Unwanted touching that continues after you've asked someone to stop can be considered a form of sexual harassment or assault. Consent is crucial in all interactions, and you had every right to have your boundaries respected. The fact that you felt physically sick and had to remove yourself from the situation highlights the significant impact his actions had on you.
His behavior afterward is also concerning. By suggesting that you had been assaulted by a family member and trying to convince you of something that didn't happen, he was attempting to shift the focus away from his own inappropriate actions. This kind of manipulation can be confusing and further violates your trust.
Many survivors question whether their experiences "count" because they compare them to what they perceive as "worse" violations. This kind of comparison is common but can minimize your own valid feelings. Your discomfort and decision to distance yourself from him were appropriate responses to an uncomfortable and disrespectful situation.

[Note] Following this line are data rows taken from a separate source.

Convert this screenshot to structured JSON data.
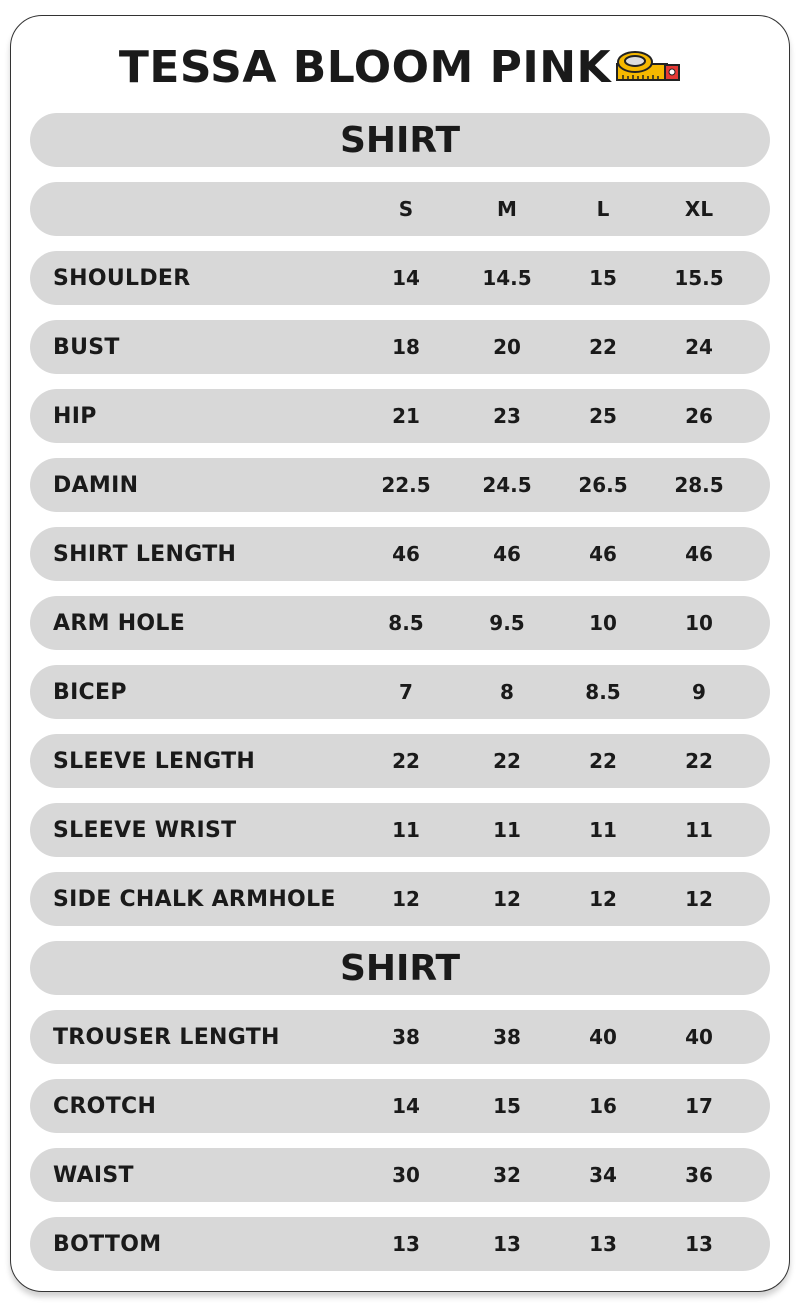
{
  "title": "TESSA BLOOM PINK",
  "title_icon": "measuring-tape-icon",
  "colors": {
    "row_bg": "#d8d8d8",
    "text": "#1a1a1a",
    "tape_yellow": "#f5b800",
    "tape_red": "#e53935"
  },
  "sizes": [
    "S",
    "M",
    "L",
    "XL"
  ],
  "shirt": {
    "heading": "SHIRT",
    "rows": [
      {
        "label": "SHOULDER",
        "values": [
          "14",
          "14.5",
          "15",
          "15.5"
        ]
      },
      {
        "label": "BUST",
        "values": [
          "18",
          "20",
          "22",
          "24"
        ]
      },
      {
        "label": "HIP",
        "values": [
          "21",
          "23",
          "25",
          "26"
        ]
      },
      {
        "label": "DAMIN",
        "values": [
          "22.5",
          "24.5",
          "26.5",
          "28.5"
        ]
      },
      {
        "label": "SHIRT LENGTH",
        "values": [
          "46",
          "46",
          "46",
          "46"
        ]
      },
      {
        "label": "ARM HOLE",
        "values": [
          "8.5",
          "9.5",
          "10",
          "10"
        ]
      },
      {
        "label": "BICEP",
        "values": [
          "7",
          "8",
          "8.5",
          "9"
        ]
      },
      {
        "label": "SLEEVE LENGTH",
        "values": [
          "22",
          "22",
          "22",
          "22"
        ]
      },
      {
        "label": "SLEEVE WRIST",
        "values": [
          "11",
          "11",
          "11",
          "11"
        ]
      },
      {
        "label": "SIDE CHALK ARMHOLE",
        "values": [
          "12",
          "12",
          "12",
          "12"
        ]
      }
    ]
  },
  "trouser": {
    "heading": "SHIRT",
    "rows": [
      {
        "label": "TROUSER LENGTH",
        "values": [
          "38",
          "38",
          "40",
          "40"
        ]
      },
      {
        "label": "CROTCH",
        "values": [
          "14",
          "15",
          "16",
          "17"
        ]
      },
      {
        "label": "WAIST",
        "values": [
          "30",
          "32",
          "34",
          "36"
        ]
      },
      {
        "label": "BOTTOM",
        "values": [
          "13",
          "13",
          "13",
          "13"
        ]
      }
    ]
  }
}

It's completely normal to feel confused about these experiences, especially when they involve someone you considered a friend. Many people struggle with setting boundaries with friends because they worry about making others uncomfortable, even when they themselves are the ones being made uncomfortable. Trust your feelings—they are important signals about your experiences and how they affect you.
If you're still feeling unsure or distressed about what happened, it might be helpful to talk to a trusted friend, family member, or counselor who can provide support and guidance. Thank you for trusting us with this. We appreciate you.